EDI Dataset Preparation Guides

Community-developed guides for preparing and publishing datasets in the environmental sciences, and similar contexts, using the Ecological Metadata Language (EML).
Author

Environmental Data Initiative and colleagues

Published

May 25, 2022

Overview

Note

These guides and the website are being updated right now.

Most content here is from the most recent “official” update of the guides that happened around May of 2022. Newer, community-led content is available for review in the prerelease version.

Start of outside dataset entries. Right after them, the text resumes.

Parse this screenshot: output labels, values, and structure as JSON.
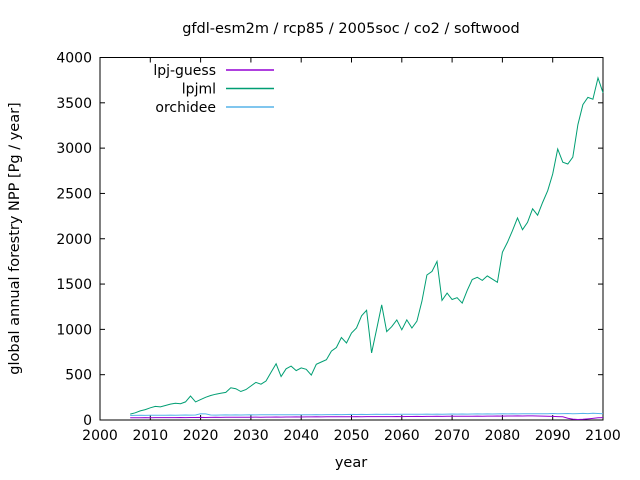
{
  "chart_data": {
    "type": "line",
    "title": "gfdl-esm2m / rcp85 / 2005soc / co2 / softwood",
    "xlabel": "year",
    "ylabel": "global annual forestry NPP [Pg / year]",
    "xlim": [
      2000,
      2100
    ],
    "ylim": [
      0,
      4000
    ],
    "xticks": [
      2000,
      2010,
      2020,
      2030,
      2040,
      2050,
      2060,
      2070,
      2080,
      2090,
      2100
    ],
    "yticks": [
      0,
      500,
      1000,
      1500,
      2000,
      2500,
      3000,
      3500,
      4000
    ],
    "grid": false,
    "legend_position": "inside-top-left",
    "background_color": "#ffffff",
    "axis_color": "#000000",
    "x": [
      2006,
      2007,
      2008,
      2009,
      2010,
      2011,
      2012,
      2013,
      2014,
      2015,
      2016,
      2017,
      2018,
      2019,
      2020,
      2021,
      2022,
      2023,
      2024,
      2025,
      2026,
      2027,
      2028,
      2029,
      2030,
      2031,
      2032,
      2033,
      2034,
      2035,
      2036,
      2037,
      2038,
      2039,
      2040,
      2041,
      2042,
      2043,
      2044,
      2045,
      2046,
      2047,
      2048,
      2049,
      2050,
      2051,
      2052,
      2053,
      2054,
      2055,
      2056,
      2057,
      2058,
      2059,
      2060,
      2061,
      2062,
      2063,
      2064,
      2065,
      2066,
      2067,
      2068,
      2069,
      2070,
      2071,
      2072,
      2073,
      2074,
      2075,
      2076,
      2077,
      2078,
      2079,
      2080,
      2081,
      2082,
      2083,
      2084,
      2085,
      2086,
      2087,
      2088,
      2089,
      2090,
      2091,
      2092,
      2093,
      2094,
      2095,
      2096,
      2097,
      2098,
      2099,
      2100
    ],
    "series": [
      {
        "name": "lpj-guess",
        "color": "#9400d3",
        "values": [
          24,
          25,
          25,
          26,
          25,
          26,
          27,
          26,
          27,
          27,
          28,
          27,
          28,
          28,
          29,
          28,
          29,
          30,
          29,
          30,
          30,
          31,
          30,
          31,
          31,
          32,
          31,
          32,
          32,
          33,
          32,
          33,
          33,
          34,
          33,
          34,
          34,
          35,
          34,
          35,
          35,
          36,
          35,
          36,
          36,
          37,
          36,
          37,
          37,
          38,
          37,
          38,
          38,
          39,
          38,
          39,
          39,
          40,
          39,
          40,
          40,
          41,
          40,
          41,
          41,
          42,
          41,
          42,
          42,
          43,
          42,
          43,
          43,
          44,
          43,
          44,
          44,
          45,
          44,
          45,
          45,
          44,
          43,
          42,
          40,
          38,
          35,
          20,
          10,
          6,
          8,
          12,
          18,
          24,
          26
        ]
      },
      {
        "name": "lpjml",
        "color": "#009e73",
        "values": [
          65,
          80,
          100,
          115,
          135,
          150,
          145,
          160,
          175,
          185,
          180,
          200,
          265,
          200,
          225,
          250,
          270,
          285,
          295,
          305,
          355,
          345,
          315,
          335,
          375,
          415,
          395,
          430,
          525,
          620,
          480,
          565,
          595,
          545,
          575,
          560,
          495,
          615,
          640,
          665,
          760,
          800,
          910,
          850,
          960,
          1015,
          1150,
          1210,
          740,
          1000,
          1270,
          975,
          1030,
          1105,
          995,
          1105,
          1015,
          1090,
          1310,
          1600,
          1640,
          1750,
          1320,
          1400,
          1330,
          1350,
          1290,
          1430,
          1550,
          1575,
          1540,
          1590,
          1555,
          1520,
          1850,
          1960,
          2090,
          2230,
          2100,
          2180,
          2330,
          2260,
          2400,
          2530,
          2715,
          2990,
          2845,
          2825,
          2900,
          3260,
          3480,
          3560,
          3540,
          3775,
          3610
        ]
      },
      {
        "name": "orchidee",
        "color": "#56b4e9",
        "values": [
          50,
          51,
          52,
          51,
          52,
          53,
          52,
          53,
          54,
          53,
          54,
          55,
          54,
          55,
          68,
          67,
          55,
          54,
          55,
          56,
          55,
          56,
          55,
          56,
          57,
          56,
          57,
          58,
          57,
          58,
          57,
          58,
          59,
          58,
          59,
          58,
          59,
          60,
          59,
          60,
          60,
          61,
          60,
          61,
          62,
          61,
          62,
          61,
          62,
          63,
          62,
          63,
          62,
          63,
          64,
          63,
          64,
          63,
          64,
          65,
          64,
          65,
          64,
          65,
          66,
          65,
          66,
          65,
          66,
          67,
          66,
          67,
          66,
          67,
          68,
          67,
          68,
          67,
          68,
          69,
          68,
          69,
          68,
          69,
          72,
          70,
          71,
          72,
          70,
          71,
          73,
          71,
          74,
          72,
          70
        ]
      }
    ]
  }
}
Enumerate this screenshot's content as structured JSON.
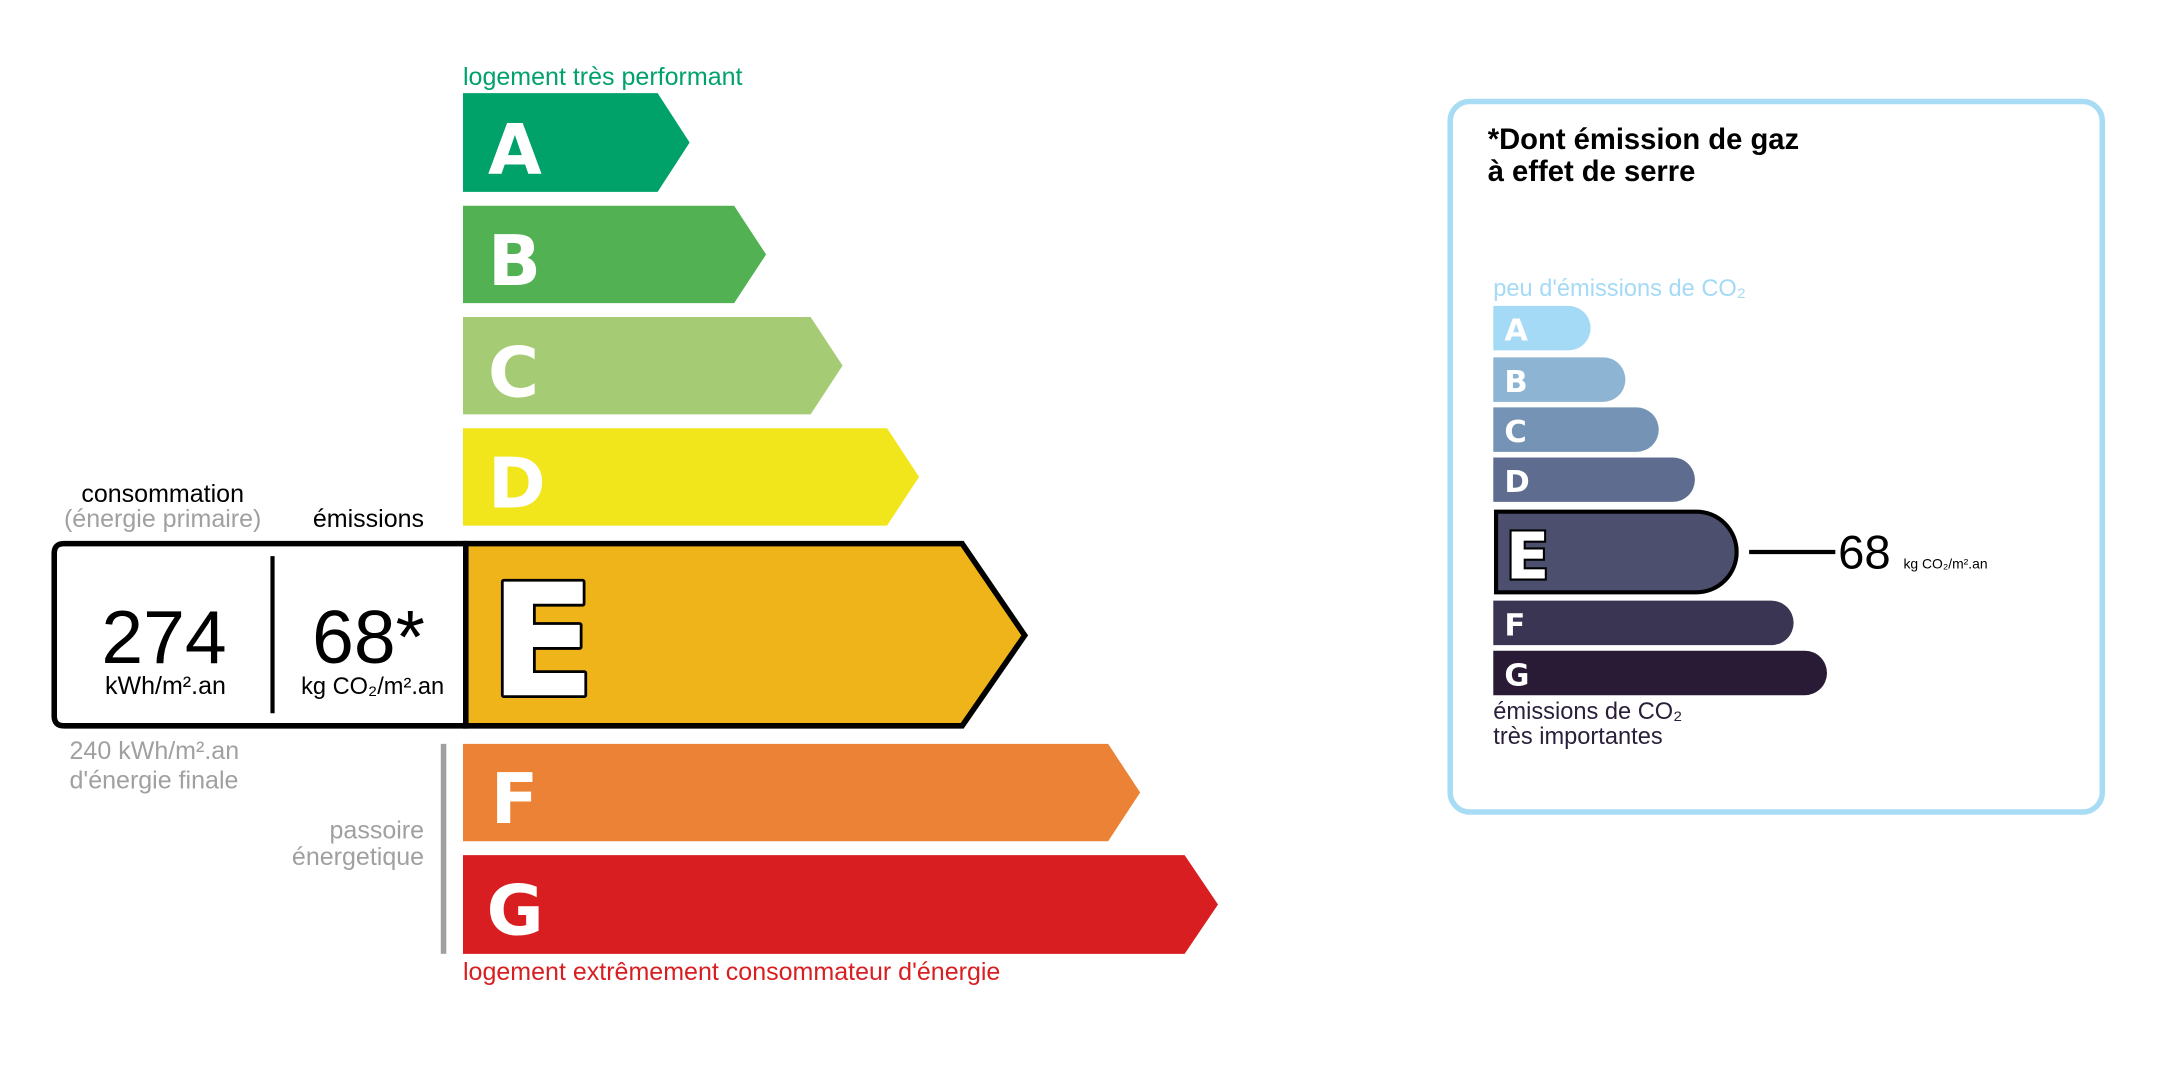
{
  "energy": {
    "top_label": "logement très performant",
    "bottom_label": "logement extrêmement consommateur d'énergie",
    "classes": [
      {
        "letter": "A",
        "color": "#00a26a"
      },
      {
        "letter": "B",
        "color": "#52b153"
      },
      {
        "letter": "C",
        "color": "#a5cc74"
      },
      {
        "letter": "D",
        "color": "#f1e51c"
      },
      {
        "letter": "E",
        "color": "#efb41a"
      },
      {
        "letter": "F",
        "color": "#eb8235"
      },
      {
        "letter": "G",
        "color": "#d81e20"
      }
    ],
    "current_class": "E",
    "consumption_label": "consommation",
    "consumption_sublabel": "(énergie primaire)",
    "emissions_label": "émissions",
    "consumption_value": "274",
    "consumption_unit": "kWh/m².an",
    "emissions_value": "68*",
    "emissions_unit": "kg CO₂/m².an",
    "final_energy_line1": "240 kWh/m².an",
    "final_energy_line2": "d'énergie finale",
    "passoire_line1": "passoire",
    "passoire_line2": "énergetique"
  },
  "ges": {
    "title_line1": "*Dont émission de gaz",
    "title_line2": "à effet de serre",
    "top_label": "peu d'émissions de CO₂",
    "bottom_line1": "émissions de CO₂",
    "bottom_line2": "très importantes",
    "classes": [
      {
        "letter": "A",
        "color": "#a4daf6"
      },
      {
        "letter": "B",
        "color": "#8db4d3"
      },
      {
        "letter": "C",
        "color": "#7593b4"
      },
      {
        "letter": "D",
        "color": "#5e6d8f"
      },
      {
        "letter": "E",
        "color": "#4d4f6f"
      },
      {
        "letter": "F",
        "color": "#3a3552"
      },
      {
        "letter": "G",
        "color": "#291b36"
      }
    ],
    "current_class": "E",
    "value": "68",
    "unit": "kg CO₂/m².an",
    "border_color": "#a8dcf5"
  }
}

This website contains a series of documents about preparing and publishing datasets in the environmental sciences and similar contexts. Topics include community-developed metadata standards, serialization and markup formatting guidelines, best practices for content in ecological synthesis datasets, and more. This documentation is maintained by the Environmental Data Initiative (EDI) and all content has been developed and written in coordination with EDI’s community of scientists, data managers, and repository users.

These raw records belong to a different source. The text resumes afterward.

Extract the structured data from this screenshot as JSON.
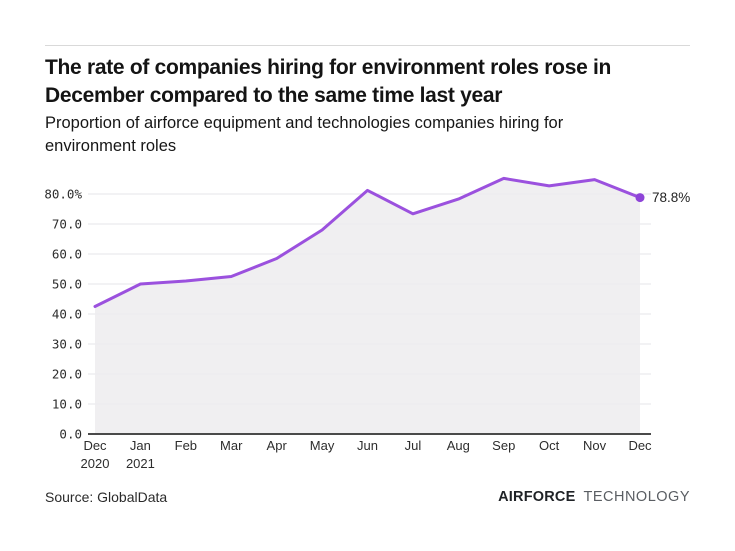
{
  "header": {
    "title": "The rate of companies hiring for environment roles rose in\nDecember compared to the same time last year",
    "subtitle": "Proportion of airforce equipment and technologies companies hiring for\nenvironment roles"
  },
  "chart_data": {
    "type": "area",
    "title": "The rate of companies hiring for environment roles rose in December compared to the same time last year",
    "subtitle": "Proportion of airforce equipment and technologies companies hiring for environment roles",
    "categories": [
      "Dec",
      "Jan",
      "Feb",
      "Mar",
      "Apr",
      "May",
      "Jun",
      "Jul",
      "Aug",
      "Sep",
      "Oct",
      "Nov",
      "Dec"
    ],
    "category_sublabels": [
      "2020",
      "2021",
      "",
      "",
      "",
      "",
      "",
      "",
      "",
      "",
      "",
      "",
      ""
    ],
    "values": [
      42.5,
      50.0,
      51.0,
      52.5,
      58.5,
      68.0,
      81.2,
      73.4,
      78.3,
      85.2,
      82.7,
      84.8,
      78.8
    ],
    "unit": "%",
    "xlabel": "",
    "ylabel": "",
    "ylim": [
      0,
      88
    ],
    "grid": true,
    "legend": false,
    "yticks": {
      "values": [
        0,
        10,
        20,
        30,
        40,
        50,
        60,
        70,
        80
      ],
      "labels": [
        "0.0",
        "10.0",
        "20.0",
        "30.0",
        "40.0",
        "50.0",
        "60.0",
        "70.0",
        "80.0%"
      ]
    },
    "annotation": {
      "text": "78.8%",
      "index": 12
    },
    "colors": {
      "line": "#9B51DE",
      "dot": "#8E44D8",
      "fill": "#EDECEF",
      "grid": "#E4E4E8",
      "axis": "#4A4A4A"
    }
  },
  "footer": {
    "source": "Source: GlobalData",
    "brand_bold": "AIRFORCE",
    "brand_light": "TECHNOLOGY"
  }
}
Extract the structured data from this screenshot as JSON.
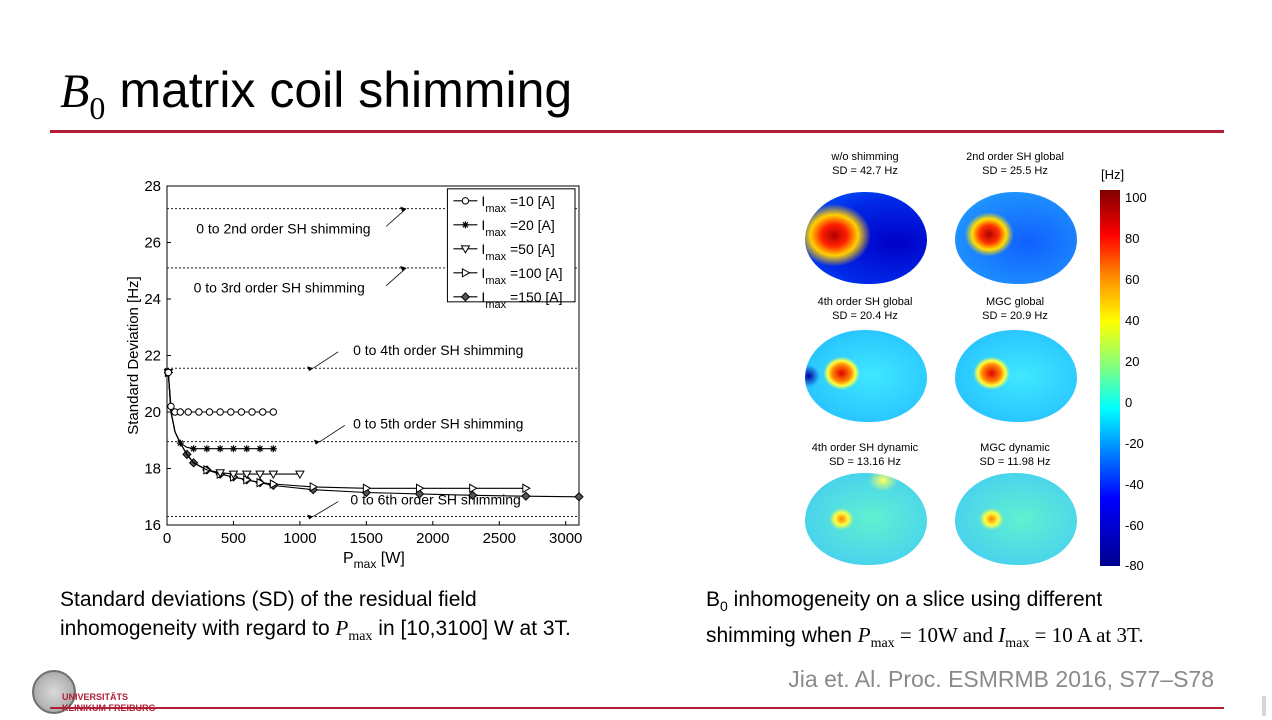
{
  "slide": {
    "title_symbol": "B",
    "title_subscript": "0",
    "title_text": "matrix coil shimming",
    "reference": "Jia et. Al. Proc. ESMRMB 2016, S77–S78",
    "accent_color": "#b01f35"
  },
  "caption_left": {
    "line1": "Standard deviations (SD) of the residual field",
    "line2_pre": "inhomogeneity with regard to ",
    "var": "P",
    "var_sub": "max",
    "line2_post": " in [10,3100] W at 3T."
  },
  "caption_right": {
    "line1_sym": "B",
    "line1_sub": "0",
    "line1_text": " inhomogeneity on a slice using different",
    "line2_pre": "shimming when ",
    "p_var": "P",
    "p_sub": "max",
    "p_val": " = 10W and ",
    "i_var": "I",
    "i_sub": "max",
    "i_val": " = 10 A at 3T."
  },
  "logo": {
    "line1": "UNIVERSITÄTS",
    "line2": "KLINIKUM FREIBURG"
  },
  "field_maps": {
    "colorbar_unit": "[Hz]",
    "colorbar_ticks": [
      "100",
      "80",
      "60",
      "40",
      "20",
      "0",
      "-20",
      "-40",
      "-60",
      "-80"
    ],
    "colorbar_range": [
      -80,
      100
    ],
    "maps": [
      {
        "label": "w/o shimming",
        "sd": "SD = 42.7 Hz"
      },
      {
        "label": "2nd order SH global",
        "sd": "SD = 25.5 Hz"
      },
      {
        "label": "4th order SH global",
        "sd": "SD = 20.4 Hz"
      },
      {
        "label": "MGC global",
        "sd": "SD = 20.9 Hz"
      },
      {
        "label": "4th order SH dynamic",
        "sd": "SD = 13.16 Hz"
      },
      {
        "label": "MGC dynamic",
        "sd": "SD = 11.98 Hz"
      }
    ]
  },
  "chart_data": {
    "type": "line",
    "xlabel": "P",
    "xlabel_sub": "max",
    "xlabel_unit": " [W]",
    "ylabel": "Standard Deviation [Hz]",
    "xlim": [
      0,
      3100
    ],
    "ylim": [
      16,
      28
    ],
    "xticks": [
      0,
      500,
      1000,
      1500,
      2000,
      2500,
      3000
    ],
    "yticks": [
      16,
      18,
      20,
      22,
      24,
      26,
      28
    ],
    "grid": false,
    "legend_position": "top-right",
    "series": [
      {
        "name": "I",
        "name_sub": "max",
        "name_suffix": " =10 [A]",
        "marker": "circle",
        "x": [
          10,
          30,
          60,
          100,
          160,
          240,
          320,
          400,
          480,
          560,
          640,
          720,
          800
        ],
        "y": [
          21.4,
          20.2,
          20.0,
          20.0,
          20.0,
          20.0,
          20.0,
          20.0,
          20.0,
          20.0,
          20.0,
          20.0,
          20.0
        ]
      },
      {
        "name": "I",
        "name_sub": "max",
        "name_suffix": " =20 [A]",
        "marker": "star",
        "x": [
          10,
          30,
          60,
          100,
          150,
          200,
          300,
          400,
          500,
          600,
          700,
          800
        ],
        "y": [
          21.4,
          20.0,
          19.3,
          18.9,
          18.75,
          18.7,
          18.7,
          18.7,
          18.7,
          18.7,
          18.7,
          18.7
        ],
        "marker_x": [
          10,
          100,
          200,
          300,
          400,
          500,
          600,
          700,
          800
        ]
      },
      {
        "name": "I",
        "name_sub": "max",
        "name_suffix": " =50 [A]",
        "marker": "triangle-down",
        "x": [
          10,
          30,
          60,
          100,
          150,
          200,
          300,
          400,
          500,
          600,
          700,
          800,
          1000
        ],
        "y": [
          21.4,
          20.0,
          19.3,
          18.9,
          18.5,
          18.2,
          17.95,
          17.85,
          17.8,
          17.8,
          17.8,
          17.8,
          17.8
        ],
        "marker_x": [
          10,
          400,
          500,
          600,
          700,
          800,
          1000
        ]
      },
      {
        "name": "I",
        "name_sub": "max",
        "name_suffix": " =100 [A]",
        "marker": "triangle-right",
        "x": [
          10,
          30,
          60,
          100,
          150,
          200,
          300,
          400,
          500,
          600,
          700,
          800,
          1100,
          1500,
          1900,
          2300,
          2700
        ],
        "y": [
          21.4,
          20.0,
          19.3,
          18.9,
          18.5,
          18.2,
          17.95,
          17.8,
          17.7,
          17.6,
          17.5,
          17.45,
          17.35,
          17.3,
          17.3,
          17.3,
          17.3
        ],
        "marker_x": [
          10,
          300,
          400,
          500,
          600,
          700,
          800,
          1100,
          1500,
          1900,
          2300,
          2700
        ]
      },
      {
        "name": "I",
        "name_sub": "max",
        "name_suffix": " =150 [A]",
        "marker": "diamond",
        "x": [
          10,
          30,
          60,
          100,
          150,
          200,
          300,
          400,
          500,
          600,
          700,
          800,
          1100,
          1500,
          1900,
          2300,
          2700,
          3100
        ],
        "y": [
          21.4,
          20.0,
          19.3,
          18.9,
          18.5,
          18.2,
          17.95,
          17.8,
          17.7,
          17.6,
          17.5,
          17.4,
          17.25,
          17.15,
          17.1,
          17.05,
          17.02,
          17.0
        ],
        "marker_x": [
          10,
          150,
          200,
          300,
          400,
          500,
          600,
          700,
          800,
          1100,
          1500,
          1900,
          2300,
          2700,
          3100
        ]
      }
    ],
    "reference_lines": [
      {
        "y": 27.2,
        "label": "0 to 2nd order SH shimming",
        "label_x": 220,
        "label_y": 26.5,
        "arrow_x": 1800
      },
      {
        "y": 25.1,
        "label": "0 to 3rd order SH shimming",
        "label_x": 200,
        "label_y": 24.4,
        "arrow_x": 1800
      },
      {
        "y": 21.55,
        "label": "0 to 4th order SH shimming",
        "label_x": 1400,
        "label_y": 22.2,
        "arrow_x": 1100
      },
      {
        "y": 18.95,
        "label": "0 to 5th order SH shimming",
        "label_x": 1400,
        "label_y": 19.6,
        "arrow_x": 1150
      },
      {
        "y": 16.3,
        "label": "0 to 6th order SH shimming",
        "label_x": 1380,
        "label_y": 16.9,
        "arrow_x": 1100
      }
    ]
  }
}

Guides published here are directed towards the following goals:

  • Minimize heterogeneity of EML-described data packages to simplify development and re-use of software
  • Maximize interoperability to facilitate data synthesis
  • Provide guidance and clarification on
    • the use of Ecological Metadata Language (EML)
    • design a data package
    • prepare a data product for synthesis

To contribute to these documents or participate in the associated working groups, see the “About this site” page or the repository README. This website and all documents are rendered as a Quarto book.

Books

Best Practices for Dataset Metadata in Ecological Metadata Language (EML)

The recommendations for EML metadata apply to all data packages. This book is a reproduction of V3 of the static PDF document “Best Practices for Dataset Metadata in Ecological Metadata Language (EML),” last updated in 2017. The entire most recent (versioned, citable) release will be made available as a PDF.

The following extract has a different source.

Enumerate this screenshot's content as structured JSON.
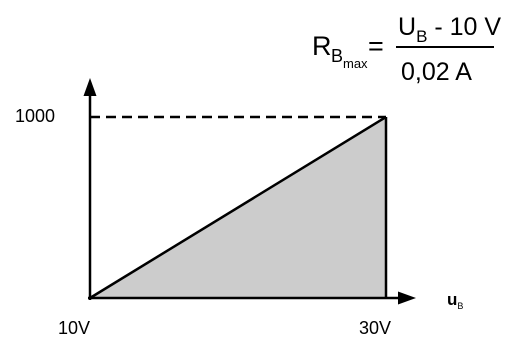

Data Package Design for Special Cases

Considerations for a well designed data package including special cases based on data type, format, or acquisition method. Examples are images, documents, raw data stored in other repositories.

Scientific Domain-Specific Dataset Guidelines

Very much a work in progress. Recommendations for community-developed data products from specific scientific domains. Not all scientific domains are covered. The data packages are derived from raw data and reformatted to meet certain data harmonization standards, often with extensive related code bases.